EDITORIAL

Deficiencias con saldo fatal

sábado, 7 de septiembre de 2019 · 02:07

La muerte de un hombre que, tal vez, podría haberse salvado si la ambulancia que los familiares de la víctima pidieron con urgencia hubiese llegado, puso otra vez en la superficie del debate público ciertas precariedades muy visibles en el sistema de salud provincial.

No sería justo abundar en críticas respecto de las falta de ambulancias, o de las ambulancias en mal estado, sin señalar que hasta hace algunos años atrás conseguir de urgencia una ambulancia que pertenezca al Estado era una tarea de cumplimiento prácticamente imposible. Incluso en muchos accidentes intervenían estos vehículos especialmente  equipados, pero de una empresa de emergencia privada. 

La víctima del caso mencionado sufrió un infarto en la localidad de Las Pirquitas. Sus familiares solicitaron una ambulancia al mini hospital de Piedra Blanca, pero ésta no podía circular porque carecía de sirena y luces. Finalmente, luego de esperar media hora, decidieron trasladarlo en un vehículo particular, pero el hombre falleció cuando ingresaba a la guardia del Hospital San Juan Bautista. 

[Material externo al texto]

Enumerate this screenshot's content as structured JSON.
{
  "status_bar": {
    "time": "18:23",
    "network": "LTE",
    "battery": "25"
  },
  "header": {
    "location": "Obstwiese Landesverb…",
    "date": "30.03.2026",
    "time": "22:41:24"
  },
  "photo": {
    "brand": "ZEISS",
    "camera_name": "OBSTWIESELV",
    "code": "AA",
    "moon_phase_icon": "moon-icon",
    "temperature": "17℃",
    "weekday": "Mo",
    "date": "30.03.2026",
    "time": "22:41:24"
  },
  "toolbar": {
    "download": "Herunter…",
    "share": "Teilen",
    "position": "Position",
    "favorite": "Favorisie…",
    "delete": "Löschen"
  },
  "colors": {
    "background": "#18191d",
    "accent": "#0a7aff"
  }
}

El caso recuerda hechos fatales pretéritos, como los ocurridos en febrero de este año con dos pacientes de la localidad de Saujil, en el departamento Pomán, que fallecieron con diferencia de un día mientras eran trasladados en ambulancia. Ambos casos merecieron el inicio de investigaciones judiciales porque, según la información que se conoció en aquel momento, se habrían detectado algunas irregularidades, como la falta de oxígeno o de médicos que acompañen a los enfermos. Además, trascendió que en uno de los casos en el centro de salud les habrían pedido a los familiares del enfermo dinero, presuntamente para el combustible. No se conoce hasta el momento si la pesquisa judicial avanzó o quedó paralizada.
Hoy se conoció otro episodio desdichado que no tiene que ver con la falta de ambulancia, personal o equipamiento, sino, presuntamente, según lo señalado por la madre de la víctima, con un error en la atención. Una mujer habló al 107 de emergencias porque su hijo escupía sangre y estaba morado, presuntamente por falta de oxígeno. Le respondieron que no era una emergencia.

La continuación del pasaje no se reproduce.